Da lernt Alice auf einer Party gleich zwei sehr unterschiedliche Männer kennen: Vincent (Yannick Soulier) und Victor (Patrick Bruel). Vincent ist der älteste Freund ihres Schwagers, weltgewandt und beherzt, er kennt Woody Allen, liebt Cole Porter und verführt Alice nach allen Regeln der Kunst. Victor hingegen ist ein Zyniker, hat noch nie einen Film von Woody Allen gesehen, scheint sich nicht für die Liebe zu interessieren und lebt offenbar nur für seinen Beruf als Experte für Alarmanlagen. Mit Victor kann Alice nach Herzenslust diskutieren und streiten, doch tiefergehende Gefühle? Fehlanzeige. Glaubt sie zumindest. Mit Vincent hingegen scheint sie eine Lebensweisheit von Woody Allen in die Tat umzusetzen: Liebe ist die Antwort, aber während man auf die wartet, entstehen durch Sex einige hübsche Fragen.
Bitter sind allerdings die Wahrheiten, denen Alice in den Wochen danach ins Auge sehen muss – etwa, dass ihre Mutter (Marie-Christine Adam) im Lauf ihrer Ehe zur Alkoholikerin geworden ist und dass ihre Schwester offensichtlich von ihrem Mann betrogen wird. Sind Paarbeziehungen, wie Woody einmal sagte, am Ende doch nur ein Versuch, zu zweit mit den Problemen fertig zu werden, die man alleine nie gehabt hätte? Egal, sie sind das wahre Leben, und dem, das erkennt Alice endlich, sollte man sich stellen, bevor es zu spät ist. Als Vincent sie einlädt, mit dem Orient-Express nach Venedig zu fahren, wird ihr klar, dass das komische Kribbeln, das sie immer am ganzen Körper spürt, wenn sie an Victor denkt, Liebe ist und dass sie nicht etwa die Masern kriegt.
Sophie Lellouches Komödie „Paris-Manhattan“ zeigt das VHS-Filmforum in der Filmwelt am Berliner Platz am Sonntag, 16. Juni, um 11 Uhr, am Montag, 17. Juni, um 17.30 Uhr sowie am Mittwoch, 19. Juni, um 20.15 Uhr.
Max Beckmann – Departure
Wer nicht die Möglichkeit hat, ‚mal eben nach New York ins MoMa zu jetten oder im Centre Pompidou in Paris vorbeizuschauen, kann auch hierzulande fündig werden, in Hamburg zum Beispiel. Oder direkt um die Ecke im Essener Folkwang-Museum. So wie jetzt auf der Kinoleinwand aber hat man Max Beckmanns Werke noch nicht zu Gesicht bekommen, und das hat keineswegs in erster Linie mit dem Format zu tun, das in manchen Lichtspielhäusern, in denen Michael Trabitzschs Biopic gezeigt wird, eh‘ nicht mit den gigantischen Projektionsflächen der Multiplexe konkurrieren kann.

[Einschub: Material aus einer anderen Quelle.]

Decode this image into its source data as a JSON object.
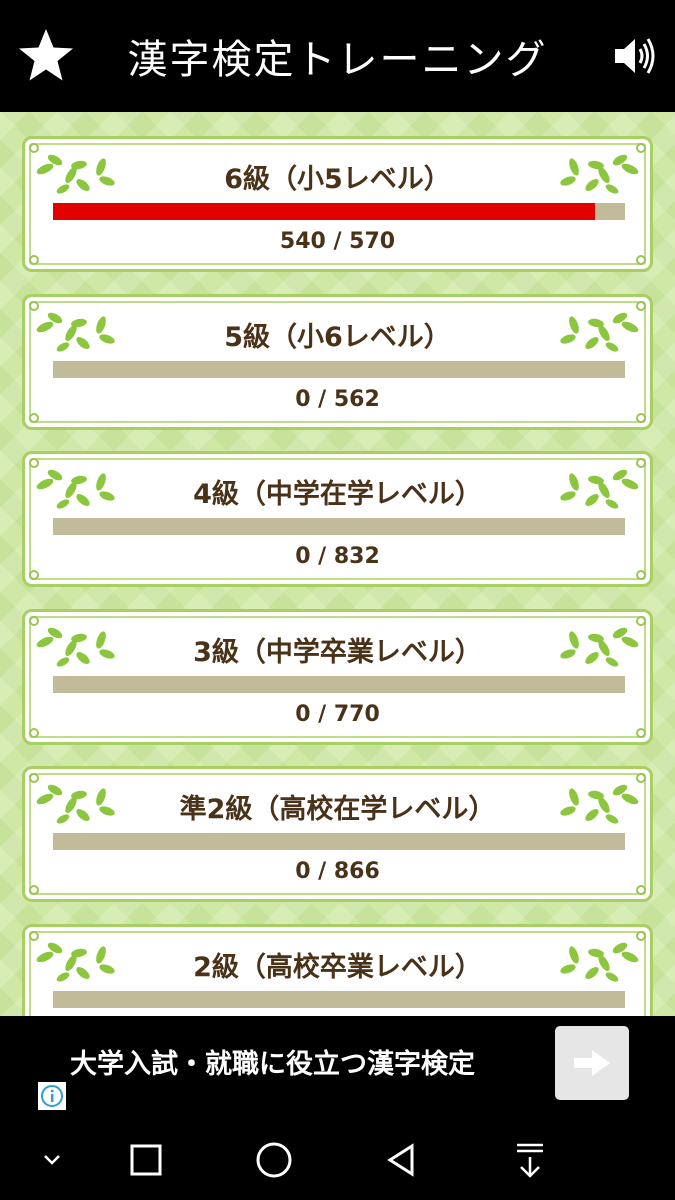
{
  "header": {
    "title": "漢字検定トレーニング",
    "left_icon": "star-icon",
    "right_icon": "speaker-icon"
  },
  "levels": [
    {
      "title": "6級（小5レベル）",
      "done": 540,
      "total": 570,
      "count_text": "540 / 570",
      "progress": 0.947
    },
    {
      "title": "5級（小6レベル）",
      "done": 0,
      "total": 562,
      "count_text": "0 / 562",
      "progress": 0
    },
    {
      "title": "4級（中学在学レベル）",
      "done": 0,
      "total": 832,
      "count_text": "0 / 832",
      "progress": 0
    },
    {
      "title": "3級（中学卒業レベル）",
      "done": 0,
      "total": 770,
      "count_text": "0 / 770",
      "progress": 0
    },
    {
      "title": "準2級（高校在学レベル）",
      "done": 0,
      "total": 866,
      "count_text": "0 / 866",
      "progress": 0
    },
    {
      "title": "2級（高校卒業レベル）",
      "done": 0,
      "total": null,
      "count_text": "",
      "progress": 0
    }
  ],
  "ad": {
    "text": "大学入試・就職に役立つ漢字検定",
    "button_icon": "arrow-right-icon",
    "info_icon": "info-icon"
  },
  "navbar": {
    "icons": [
      "chevron-down-icon",
      "recents-square-icon",
      "home-circle-icon",
      "back-triangle-icon",
      "download-icon"
    ]
  },
  "colors": {
    "progress_fill": "#e30000",
    "progress_track": "#c2bb9a",
    "card_border": "#a7cf61",
    "text": "#4a3219",
    "background": "#cfe8a6"
  }
}
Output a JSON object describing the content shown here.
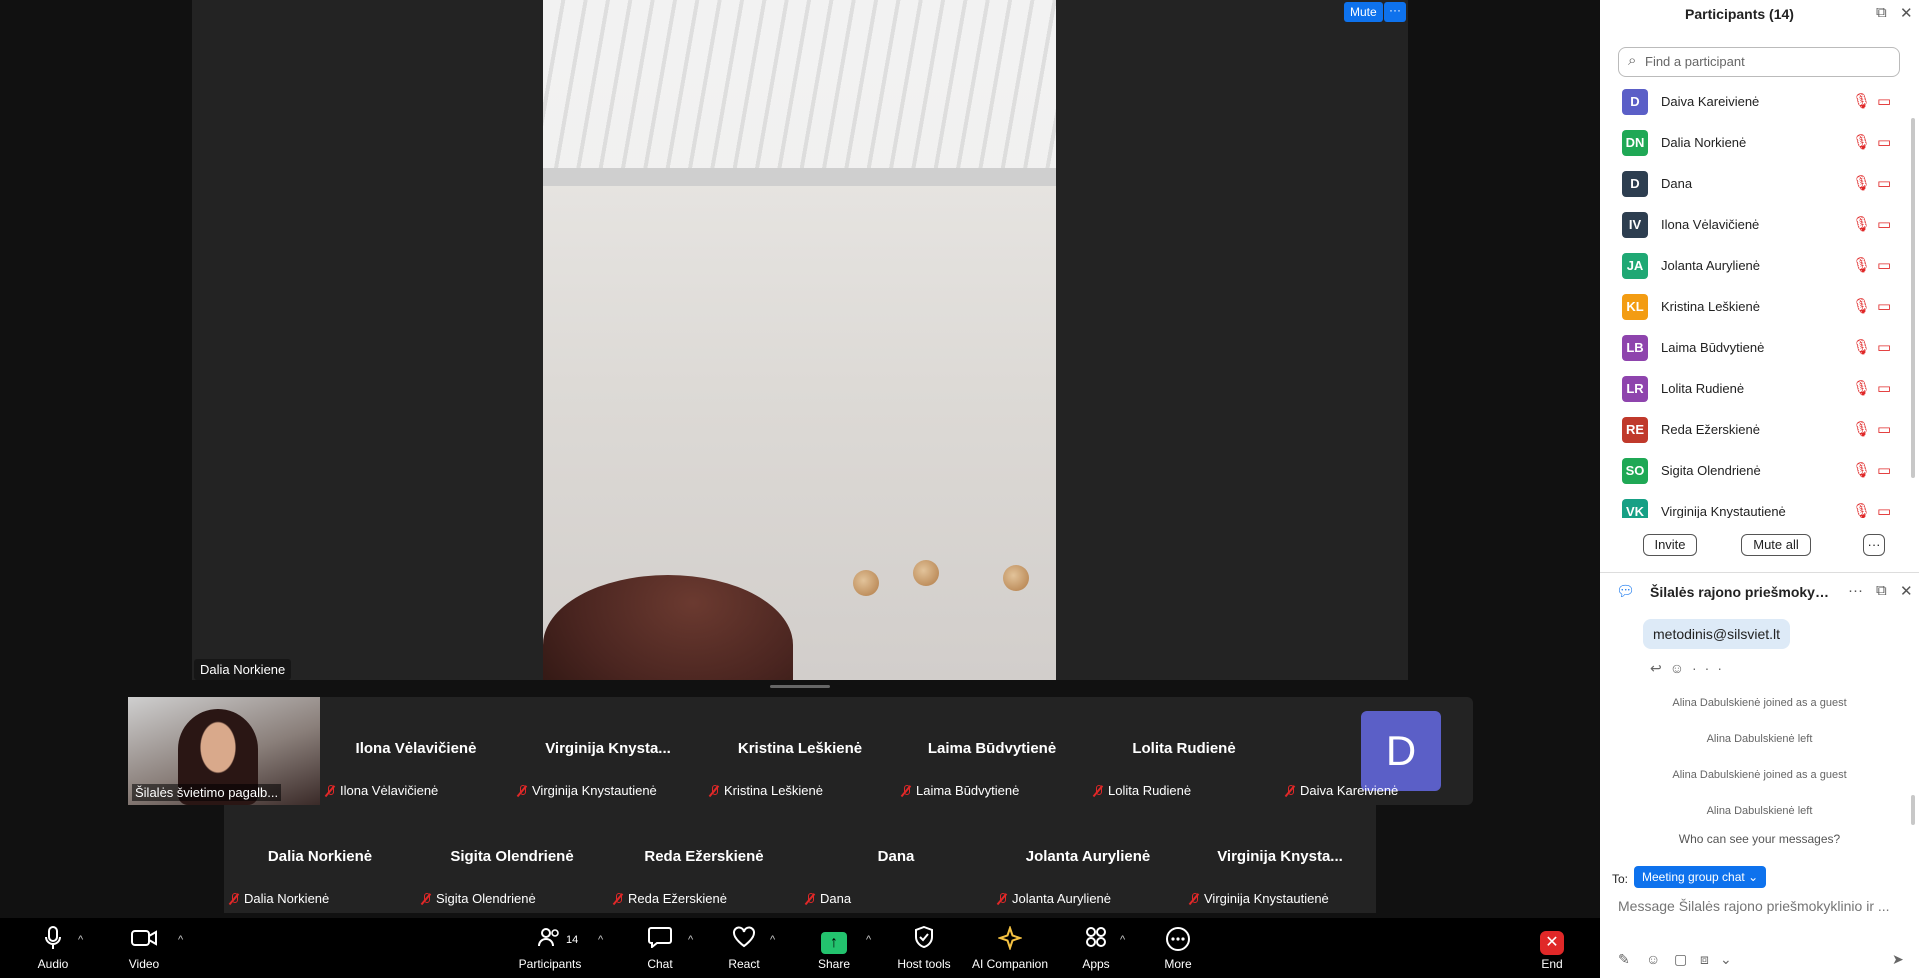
{
  "main_video": {
    "name_tag": "Dalia Norkiene",
    "mute_label": "Mute",
    "more_label": "···"
  },
  "gallery": {
    "self_label": "Šilalės švietimo pagalb...",
    "row1": [
      {
        "big": "Ilona Vėlavičienė",
        "small": "Ilona Vėlavičienė"
      },
      {
        "big": "Virginija  Knysta...",
        "small": "Virginija Knystautienė"
      },
      {
        "big": "Kristina Leškienė",
        "small": "Kristina Leškienė"
      },
      {
        "big": "Laima Būdvytienė",
        "small": "Laima Būdvytienė"
      },
      {
        "big": "Lolita Rudienė",
        "small": "Lolita Rudienė"
      }
    ],
    "avatar_tile": {
      "letter": "D",
      "small": "Daiva Kareivienė"
    },
    "row2": [
      {
        "big": "Dalia Norkienė",
        "small": "Dalia Norkienė"
      },
      {
        "big": "Sigita Olendrienė",
        "small": "Sigita Olendrienė"
      },
      {
        "big": "Reda Ežerskienė",
        "small": "Reda Ežerskienė"
      },
      {
        "big": "Dana",
        "small": "Dana"
      },
      {
        "big": "Jolanta Aurylienė",
        "small": "Jolanta Aurylienė"
      },
      {
        "big": "Virginija  Knysta...",
        "small": "Virginija Knystautienė"
      }
    ]
  },
  "toolbar": {
    "audio": "Audio",
    "video": "Video",
    "participants": "Participants",
    "participants_count": "14",
    "chat": "Chat",
    "react": "React",
    "share": "Share",
    "host_tools": "Host tools",
    "ai_companion": "AI Companion",
    "apps": "Apps",
    "more": "More",
    "end": "End"
  },
  "participants_panel": {
    "title": "Participants (14)",
    "search_placeholder": "Find a participant",
    "items": [
      {
        "initials": "D",
        "name": "Daiva Kareivienė",
        "color": "#5b5fc7"
      },
      {
        "initials": "DN",
        "name": "Dalia Norkienė",
        "color": "#1fa855"
      },
      {
        "initials": "D",
        "name": "Dana",
        "color": "#2d3e50"
      },
      {
        "initials": "IV",
        "name": "Ilona Vėlavičienė",
        "color": "#2d3e50"
      },
      {
        "initials": "JA",
        "name": "Jolanta Aurylienė",
        "color": "#1fa874"
      },
      {
        "initials": "KL",
        "name": "Kristina Leškienė",
        "color": "#f39c12"
      },
      {
        "initials": "LB",
        "name": "Laima Būdvytienė",
        "color": "#8e44ad"
      },
      {
        "initials": "LR",
        "name": "Lolita Rudienė",
        "color": "#8e44ad"
      },
      {
        "initials": "RE",
        "name": "Reda Ežerskienė",
        "color": "#c0392b"
      },
      {
        "initials": "SO",
        "name": "Sigita Olendrienė",
        "color": "#1fa855"
      },
      {
        "initials": "VK",
        "name": "Virginija Knystautienė",
        "color": "#16a085"
      }
    ],
    "invite": "Invite",
    "mute_all": "Mute all",
    "more": "···"
  },
  "chat_panel": {
    "title": "Šilalės rajono priešmokyklin...",
    "bubble": "metodinis@silsviet.lt",
    "system_messages": [
      "Alina Dabulskienė joined as a guest",
      "Alina Dabulskienė left",
      "Alina Dabulskienė joined as a guest",
      "Alina Dabulskienė left"
    ],
    "who_can_see": "Who can see your messages?",
    "to_label": "To:",
    "to_value": "Meeting group chat",
    "input_placeholder": "Message Šilalės rajono priešmokyklinio ir ..."
  }
}
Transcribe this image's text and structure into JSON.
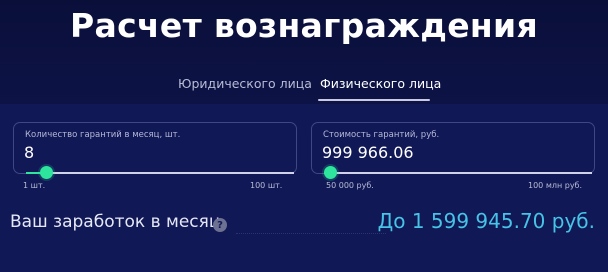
{
  "page_title": "Расчет вознаграждения",
  "tabs": [
    {
      "label": "Юридического лица",
      "active": false
    },
    {
      "label": "Физического лица",
      "active": true
    }
  ],
  "fields": {
    "count": {
      "label": "Количество гарантий в месяц, шт.",
      "value": "8",
      "range_min": "1 шт.",
      "range_max": "100 шт.",
      "slider_fraction": 0.07
    },
    "cost": {
      "label": "Стоимость гарантий, руб.",
      "value": "999 966.06",
      "range_min": "50 000 руб.",
      "range_max": "100 млн руб.",
      "slider_fraction": 0.01
    }
  },
  "earnings": {
    "label": "Ваш заработок в месяц",
    "help_icon_glyph": "?",
    "value": "До 1 599 945.70 руб."
  },
  "colors": {
    "background": "#0c1140",
    "panel": "#111856",
    "accent_green": "#2ee59d",
    "accent_cyan": "#46c3e6"
  }
}
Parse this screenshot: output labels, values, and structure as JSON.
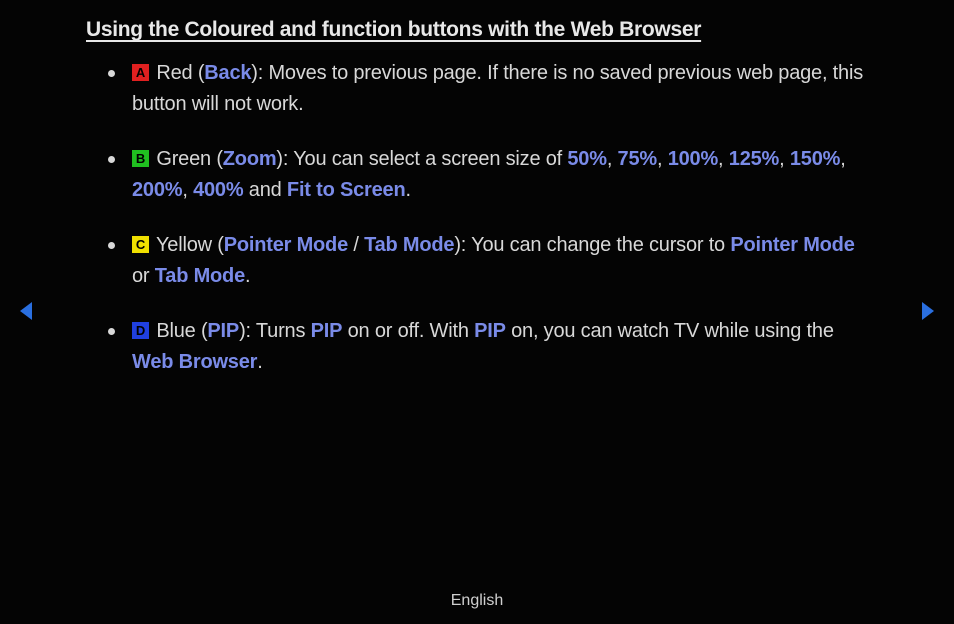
{
  "title": "Using the Coloured and function buttons with the Web Browser",
  "items": [
    {
      "badge": {
        "letter": "A",
        "colorClass": "red"
      },
      "color_label": "Red",
      "paren_hl": "Back",
      "tail": "): Moves to previous page. If there is no saved previous web page, this button will not work."
    },
    {
      "badge": {
        "letter": "B",
        "colorClass": "green"
      },
      "color_label": "Green",
      "paren_hl": "Zoom",
      "zoom_intro": "): You can select a screen size of ",
      "zoom_values": [
        "50%",
        "75%",
        "100%",
        "125%",
        "150%",
        "200%",
        "400%"
      ],
      "zoom_and": " and ",
      "zoom_fit": "Fit to Screen",
      "period": "."
    },
    {
      "badge": {
        "letter": "C",
        "colorClass": "yellow"
      },
      "color_label": "Yellow",
      "paren_hl": "Pointer Mode",
      "slash": " / ",
      "paren_hl2": "Tab Mode",
      "tail_intro": "): You can change the cursor to ",
      "mode1": "Pointer Mode",
      "or": " or ",
      "mode2": "Tab Mode",
      "period": "."
    },
    {
      "badge": {
        "letter": "D",
        "colorClass": "blue"
      },
      "color_label": "Blue",
      "paren_hl": "PIP",
      "pip_a": "): Turns ",
      "pip_hl1": "PIP",
      "pip_b": " on or off. With ",
      "pip_hl2": "PIP",
      "pip_c": " on, you can watch TV while using the ",
      "pip_hl3": "Web Browser",
      "period": "."
    }
  ],
  "footer": "English",
  "arrow_color": "#2a6fe0"
}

Was übrigens schade ist, denn der 1954 in Neumünster zur Welt gekommene Dokumentarfilmer, ein Spezialist für Biographien, weiß, wie man Kunstwerke ins rechte Licht rückt. Trabitzsch hat in „Max Beckmann – Departure“, der zweite Titel bezieht sich auf das vielleicht berühmteste Triptychon Beckmanns, historische Schwarz-Weiß-Aufnahmen verwendet und lässt auch den Maler selbst zu Wort kommen in seinen Briefen und Tagebuchaufzeichnungen, dem Roland Hemmo als Sprecher seine Stimme leiht. Ansonsten vertraut der Filmemacher binnen 93 Minuten vor allem auf prominente Kunsthistoriker wie den ehemaligen Direktor der Hamburger Kunsthalle, Uwe M. Schneede, welche nicht nur die zumeist großformatigen Gemälde auf möglichst allgemeinverständliche Weise beschreiben und erläutern, sondern auch ihre eigene, ganz individuelle Beziehung zu dem jeweiligen Werk offenbaren. Was bisweilen durchaus der spannendere Teil ist. „Max Beckmann – Departure“ läuft am Freitag, 14. Juni, im Bochumer Kino Endstation an.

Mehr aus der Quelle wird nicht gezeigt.